*I got started on this story two weeks before the movie came out in theaters. I got this idea in my head for a few days ago.

*I got some spoilers from a storybook and I have anxiously waiting for the movie to come out.

*The main character is Milagro "Mila" Rivera. She is sixteen years old and wants to become a musician. And in trying to find out about her great-great grandfather, she gets sent into the realm of the dead.

*Dias de los Muertos is actually a three-day holiday so the story will be longer.

COCO

Chapter 1: Before I was Even Born or even Remember:

Sometimes I feel like I'm cursed, because of something that happened before I was even born. But what the curse exactly is, is the question if you ask me. This whole situation started almost a hundred years ago. This story has been repeated everyday even before the last sixteen years of my life, so I know it by heart, as much as I rather not.

You see, a long time ago, at the start of the 1920's, there was this family; a mama, a papa, and a little daughter. The house was filled with music, because the papa, he was a musician. He and his family would sing and dance, and count their blessings. However, he also had a dream, to play for the world. Then one day, he left with his guitar… and never returned.

And the mama, she didn't have time to cry over that walk away musician. After banishing all music from her life, she found a way to provide for her daughter. After discovering her little girl's shoes were falling apart and with not enough money to buy a new pair, she rolled up her sleeves, and taught herself how to make shoes for her family and for others as well. She could have learned to make sweets, piñatas, or even sparkly underwear for wrestlers, but no she chose shoes.

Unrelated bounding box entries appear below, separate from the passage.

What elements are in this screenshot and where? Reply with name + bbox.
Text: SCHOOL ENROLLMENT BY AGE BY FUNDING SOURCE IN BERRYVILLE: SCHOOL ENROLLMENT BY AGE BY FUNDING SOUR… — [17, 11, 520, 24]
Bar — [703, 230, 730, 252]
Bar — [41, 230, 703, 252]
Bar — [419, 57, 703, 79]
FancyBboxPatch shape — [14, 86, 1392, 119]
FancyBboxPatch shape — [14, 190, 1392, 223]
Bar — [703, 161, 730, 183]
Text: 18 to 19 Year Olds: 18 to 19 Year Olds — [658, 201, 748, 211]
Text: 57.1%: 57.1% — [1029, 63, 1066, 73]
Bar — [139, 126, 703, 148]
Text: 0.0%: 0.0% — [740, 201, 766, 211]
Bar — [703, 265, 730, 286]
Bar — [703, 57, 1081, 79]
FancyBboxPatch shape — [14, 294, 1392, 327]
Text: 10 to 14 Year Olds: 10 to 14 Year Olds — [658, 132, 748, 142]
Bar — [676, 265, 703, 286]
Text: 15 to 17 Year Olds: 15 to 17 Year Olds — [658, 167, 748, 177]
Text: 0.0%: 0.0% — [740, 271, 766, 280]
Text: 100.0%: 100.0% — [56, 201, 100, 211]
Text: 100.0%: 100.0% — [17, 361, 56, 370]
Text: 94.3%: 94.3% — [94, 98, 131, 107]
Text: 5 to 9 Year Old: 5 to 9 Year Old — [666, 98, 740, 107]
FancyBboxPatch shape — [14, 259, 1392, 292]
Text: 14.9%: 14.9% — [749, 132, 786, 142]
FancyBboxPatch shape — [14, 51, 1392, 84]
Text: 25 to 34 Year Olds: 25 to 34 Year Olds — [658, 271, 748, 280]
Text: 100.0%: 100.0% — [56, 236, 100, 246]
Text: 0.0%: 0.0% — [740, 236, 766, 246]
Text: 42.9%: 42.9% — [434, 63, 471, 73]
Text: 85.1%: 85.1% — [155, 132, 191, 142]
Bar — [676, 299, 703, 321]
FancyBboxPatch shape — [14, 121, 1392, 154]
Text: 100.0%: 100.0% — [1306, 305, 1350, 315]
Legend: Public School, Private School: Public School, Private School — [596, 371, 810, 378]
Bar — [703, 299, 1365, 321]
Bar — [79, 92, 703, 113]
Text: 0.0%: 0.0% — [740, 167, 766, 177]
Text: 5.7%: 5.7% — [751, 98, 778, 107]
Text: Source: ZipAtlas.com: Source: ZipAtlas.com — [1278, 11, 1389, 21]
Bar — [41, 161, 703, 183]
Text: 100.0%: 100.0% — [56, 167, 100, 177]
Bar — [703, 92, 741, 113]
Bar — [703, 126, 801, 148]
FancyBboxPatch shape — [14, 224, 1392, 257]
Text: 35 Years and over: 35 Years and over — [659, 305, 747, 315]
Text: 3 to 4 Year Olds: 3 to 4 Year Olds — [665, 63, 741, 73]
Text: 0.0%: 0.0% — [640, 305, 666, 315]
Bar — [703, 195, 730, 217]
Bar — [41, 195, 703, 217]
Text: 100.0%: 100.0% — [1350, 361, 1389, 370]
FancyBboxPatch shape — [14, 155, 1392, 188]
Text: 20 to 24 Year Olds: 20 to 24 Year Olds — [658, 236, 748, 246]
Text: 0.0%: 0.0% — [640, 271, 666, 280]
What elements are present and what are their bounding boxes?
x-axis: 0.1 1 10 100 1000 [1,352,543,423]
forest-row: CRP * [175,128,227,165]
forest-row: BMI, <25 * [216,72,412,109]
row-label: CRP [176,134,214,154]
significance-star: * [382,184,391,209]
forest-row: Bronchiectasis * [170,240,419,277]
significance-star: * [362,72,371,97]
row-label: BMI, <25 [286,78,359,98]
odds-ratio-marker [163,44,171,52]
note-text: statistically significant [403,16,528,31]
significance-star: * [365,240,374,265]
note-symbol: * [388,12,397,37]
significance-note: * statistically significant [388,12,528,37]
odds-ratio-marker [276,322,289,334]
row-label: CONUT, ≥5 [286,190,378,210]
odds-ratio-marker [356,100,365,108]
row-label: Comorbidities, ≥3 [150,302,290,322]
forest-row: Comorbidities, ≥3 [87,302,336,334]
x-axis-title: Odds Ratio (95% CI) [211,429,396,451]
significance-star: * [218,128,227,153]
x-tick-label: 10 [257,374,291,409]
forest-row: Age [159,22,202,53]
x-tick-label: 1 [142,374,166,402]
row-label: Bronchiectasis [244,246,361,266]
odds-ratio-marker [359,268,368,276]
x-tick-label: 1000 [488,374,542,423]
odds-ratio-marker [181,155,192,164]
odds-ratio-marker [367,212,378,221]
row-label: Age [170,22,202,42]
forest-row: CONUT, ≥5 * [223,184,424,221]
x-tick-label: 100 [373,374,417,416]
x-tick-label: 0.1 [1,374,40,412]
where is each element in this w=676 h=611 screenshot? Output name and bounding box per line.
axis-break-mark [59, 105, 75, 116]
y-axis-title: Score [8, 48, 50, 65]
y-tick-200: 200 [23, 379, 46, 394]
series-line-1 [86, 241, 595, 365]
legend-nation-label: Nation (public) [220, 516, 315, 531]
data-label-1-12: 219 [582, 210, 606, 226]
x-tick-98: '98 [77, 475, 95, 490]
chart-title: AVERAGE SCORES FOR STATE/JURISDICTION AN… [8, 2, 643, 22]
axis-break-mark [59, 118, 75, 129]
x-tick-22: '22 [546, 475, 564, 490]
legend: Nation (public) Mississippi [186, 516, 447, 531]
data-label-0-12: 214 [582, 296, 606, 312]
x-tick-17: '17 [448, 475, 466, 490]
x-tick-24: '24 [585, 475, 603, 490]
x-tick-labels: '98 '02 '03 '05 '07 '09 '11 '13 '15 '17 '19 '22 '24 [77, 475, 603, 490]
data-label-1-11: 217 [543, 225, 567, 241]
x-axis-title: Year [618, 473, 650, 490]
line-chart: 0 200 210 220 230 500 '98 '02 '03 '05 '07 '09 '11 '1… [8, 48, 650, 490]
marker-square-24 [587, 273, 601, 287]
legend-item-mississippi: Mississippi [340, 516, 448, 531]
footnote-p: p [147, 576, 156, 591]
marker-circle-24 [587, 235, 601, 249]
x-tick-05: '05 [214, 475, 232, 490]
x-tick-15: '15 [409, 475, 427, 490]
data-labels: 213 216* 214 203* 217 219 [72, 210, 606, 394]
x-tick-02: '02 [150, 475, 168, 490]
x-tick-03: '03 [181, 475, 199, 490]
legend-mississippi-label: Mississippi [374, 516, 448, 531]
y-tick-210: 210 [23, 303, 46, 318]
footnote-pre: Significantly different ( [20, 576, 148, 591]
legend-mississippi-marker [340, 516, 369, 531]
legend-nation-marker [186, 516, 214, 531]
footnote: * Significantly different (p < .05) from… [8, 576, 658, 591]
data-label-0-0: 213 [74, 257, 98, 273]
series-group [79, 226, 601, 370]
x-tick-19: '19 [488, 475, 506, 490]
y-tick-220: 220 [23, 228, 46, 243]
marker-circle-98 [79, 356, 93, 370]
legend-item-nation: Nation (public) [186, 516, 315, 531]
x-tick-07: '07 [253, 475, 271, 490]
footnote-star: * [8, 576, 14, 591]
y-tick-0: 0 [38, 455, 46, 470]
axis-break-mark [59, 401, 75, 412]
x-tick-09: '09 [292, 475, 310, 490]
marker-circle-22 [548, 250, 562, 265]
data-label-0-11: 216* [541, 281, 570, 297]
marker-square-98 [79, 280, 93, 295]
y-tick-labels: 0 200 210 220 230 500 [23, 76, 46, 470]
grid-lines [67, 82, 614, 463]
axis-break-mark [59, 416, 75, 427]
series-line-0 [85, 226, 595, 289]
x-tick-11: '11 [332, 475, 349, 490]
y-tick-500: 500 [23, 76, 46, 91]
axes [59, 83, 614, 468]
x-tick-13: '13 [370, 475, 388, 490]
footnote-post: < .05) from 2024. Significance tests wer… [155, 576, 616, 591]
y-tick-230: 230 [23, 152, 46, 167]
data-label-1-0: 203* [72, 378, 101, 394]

Then she taught her daughter how to make shoes, and later… she taught her son-in-law, and then her grandkids got roped in. As the family grew, so did the business. Music had torn the family apart, but shoes have brought them together. Which is ridículo (ridiculous), if you ask me.

And that mama, she was my great-great grandmother, Mamá Imelda. She died way before I was born, but my family still tells her story, every year on Dias de los Muertos, the Days of the Dead. And he little girl, she's my great grandmother, Mamá Coco! I wish I could say Mamá Coco was fine with the family's ban on music, but based on the stories she told me, I'm not sure music was the real problem. I think the curse is something else, but I can't quite place it.